Un ouvrage très intéressant écrit par Hélène Merlin-Kajman, professeur de littérature française à l'université Paris III.

1. Elle montre à travers une partie de son ouvrage comment la modernité cherche à détruire le langage.

La modernité considère qu'envisager le langage du point de vue de ses contenus rationnels est une aliénation idéologique. Elle cherche à détruire "la confiance dans cette rationalité inhérente au langage".

En clair, la modernité incite à se méfier de la langue. Il ne faut pas faire confiance au langage humain. C'est une attaque en règle contre la rationnalité.

2. Hélène Merlin-Kajman montre que pour la modernité, dans la langue se joue toujours de la domination.

Pour Barthes : Parler, c'est assujettir. C'est aussi « tricher la langue » et « pourrir le français pour qu'un jour la société française pourrisse ».

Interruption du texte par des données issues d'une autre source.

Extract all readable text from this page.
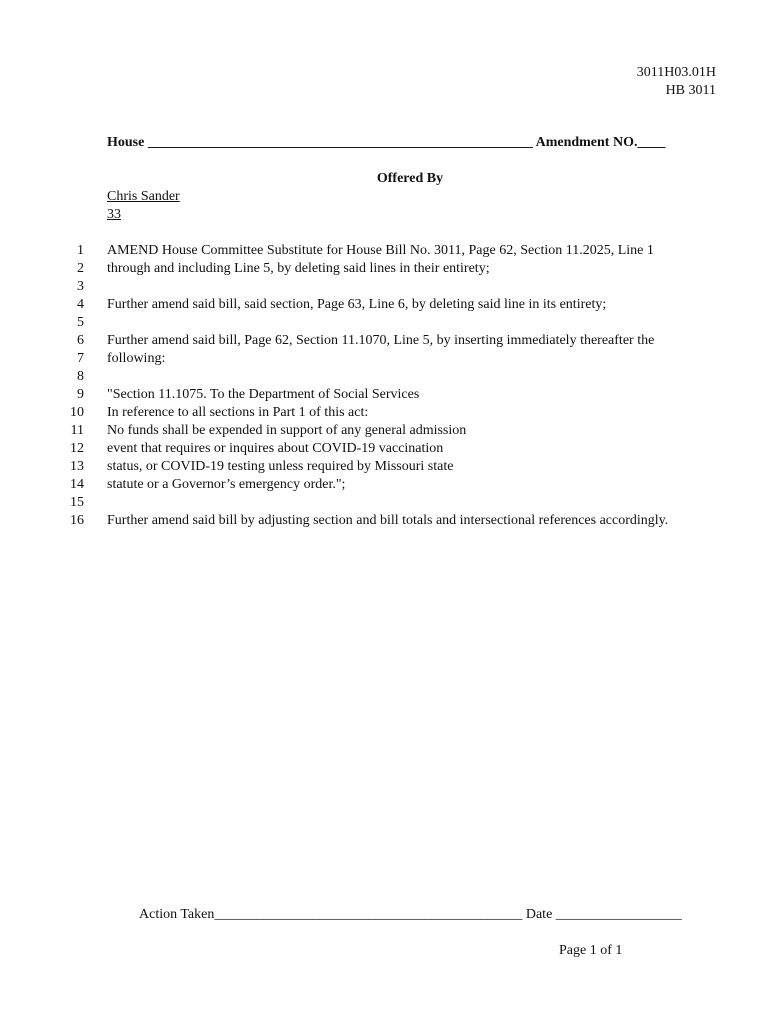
3011H03.01H
HB 3011
House _______________________________________________________ Amendment NO.____
Offered By
Chris Sander
33
1 AMEND House Committee Substitute for House Bill No. 3011, Page 62, Section 11.2025, Line 1
2 through and including Line 5, by deleting said lines in their entirety;
3
4 Further amend said bill, said section, Page 63, Line 6, by deleting said line in its entirety;
5
6 Further amend said bill, Page 62, Section 11.1070, Line 5, by inserting immediately thereafter the
7 following:
8
9 "Section 11.1075. To the Department of Social Services
10 In reference to all sections in Part 1 of this act:
11 No funds shall be expended in support of any general admission
12 event that requires or inquires about COVID-19 vaccination
13 status, or COVID-19 testing unless required by Missouri state
14 statute or a Governor’s emergency order.";
15
16 Further amend said bill by adjusting section and bill totals and intersectional references accordingly.
Action Taken____________________________________________ Date __________________
Page 1 of 1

Précisons que la langue utilise un signifiant (symbole graphique ou acoustique ; lettres et mots) qui renvoie à un signifié (concept ou contenu sémantique). La chaise est le signifiant qui renvoie au signifié, un objet constitué d'une assise, d'un dossier et  de plusieurs pieds  et qui sert à s'asseoir.

La modernité veut faire de la langue un spectacle, « un leurre magnifique », « un théâtre de mots » purifiés du plan du signifié. Mais note l'auteur, « la logique ne s'apprend pas sans signifié ». Il s'agit de déconnecter le signifié du signifiant.

Les promoteurs de la modernité ont inspiré la politique de l'éducation (école, familles, centres de loisirs...). Leur but : investir l'école, maillon faible de l'Etat et la langue, maillon faible de l'école,  pour subvertir la société. Les nouveaux pédagogues sont obsédés par l'idée que l'école doit devenir le lieu d'une redistribution de pouvoir, donc de la parole. Il faudra réduire les enseignants au silence (représentant au sein de l'institution d'un pouvoir) et « rendre » la parole, « la merveilleuse parole spontanée » aux élèves.

L'enseignant est contraint (par le système) d'enseigner la grammaire et l'orthographe afin de perpétuer une domination. Foucault disait en 1973 que nous nous sommes mis à détester « les maîtres », coquilles vides. Il faut la aussi déconstruire la grammaire.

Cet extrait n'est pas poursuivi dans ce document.